Tipps & Infos zum Kredit

Kredit für Selbständige – so kann es klappen

Selbständige haben es im Alltag schwer, um an Darlehen und Finanzierungen zu kommen. Dabei ist der Kredit für Selbständige ein wichtiges Instrument, um finanzielle Spielräume zu erweitern. Um trotzdem Kredite in Anspruch nehmen zu können, müssen Selbständige umfangreiche Bedingungen erfüllen.


Die Selbständigkeit gilt in den Augen einer breiten Öffentlichkeit als Mittel zu beruflichem Aufstieg und einem selbstbestimmten Arbeiten. Allerdings wird diese Ansicht nicht jeder Unternehmer bedingungslos teilen. Denn wo Licht ist, da findet man auch Schatten. Ein Nachteil der Selbständigkeit: Viele Banken mauern bei einem Kreditantrag – trotz eigentlich ausreichender Bonität. Wer nach einem Kredit für Selbständige sucht, muss darüber hinaus oft höhere Zinsen und Bearbeitungsgebühren in Kauf nehmen.

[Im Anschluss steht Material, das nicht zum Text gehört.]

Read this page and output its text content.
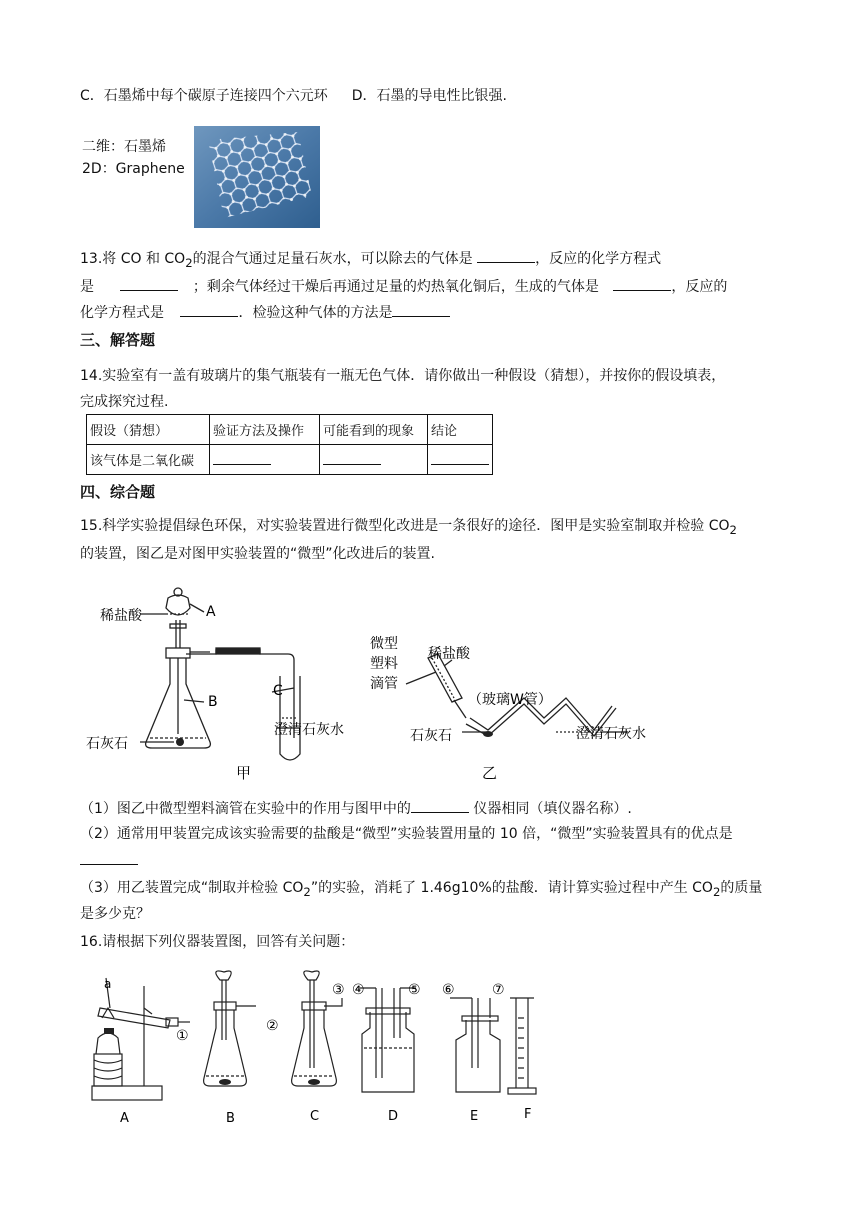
C．石墨烯中每个碳原子连接四个六元环 D．石墨的导电性比银强.
二维：石墨烯
2D：Graphene
13.将 CO 和 $CO_2$的混合气通过足量石灰水，可以除去的气体是	，反应的化学方程式
是	；剩余气体经过干燥后再通过足量的灼热氧化铜后，生成的气体是	，反应的
化学方程式是	．检验这种气体的方法是
三、解答题
14.实验室有一盖有玻璃片的集气瓶装有一瓶无色气体．请你做出一种假设（猜想），并按你的假设填表，
完成探究过程.
假设（猜想）	验证方法及操作	可能看到的现象	结论
该气体是二氧化碳			
四、综合题
15.科学实验提倡绿色环保，对实验装置进行微型化改进是一条很好的途径．图甲是实验室制取并检验 $CO_2$
的装置，图乙是对图甲实验装置的“微型”化改进后的装置.
稀盐酸	A
B
C
石灰石
澄清石灰水
甲
微型
塑料
滴管
稀盐酸
（玻璃W管）
石灰石	澄清石灰水
乙
（1）图乙中微型塑料滴管在实验中的作用与图甲中的	仪器相同（填仪器名称）.
（2）通常用甲装置完成该实验需要的盐酸是“微型”实验装置用量的 10 倍，“微型”实验装置具有的优点是
（3）用乙装置完成“制取并检验 $CO_2$”的实验，消耗了 1.46g10%的盐酸．请计算实验过程中产生 $CO_2$的质量
是多少克？
16.请根据下列仪器装置图，回答有关问题：
a
①
②
③ ④	⑤ ⑥	⑦
A	B	C	D	E	F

Restriktive Kreditvergabe an Selbständige


Wer sich für die Selbständigkeit entscheidet, kann wesentlich mehr Chancen im Beruf nutzen als Angestellte. Allerdings ist die Existenzgründung auch ein gewisses Risiko – man arbeitet auf eigene Rechnung, muss also auf Kündigungsschutz und Teile des sozialen Netzes verzichten. Genau aus diesem Grund verhalten sich manche Banken im Rahmen der Kredite für Selbständige restriktiv. Kredite werden lieber an Verbraucher mit sicherem Einkommen vergeben.

Und selbst wenn man mit dem Kreditantrag nicht auf Ablehnung stößt – den besten Stand hat man immer noch nicht. Einige Anbieter verlangen für ihre Kredite postwendend höhere Zinsen oder schrauben die Gebühren nach oben, wenn ein Selbständiger um eine Finanzierung bittet. Allerdings geht es auch anders – wie diverse Banken immer wieder zeigen.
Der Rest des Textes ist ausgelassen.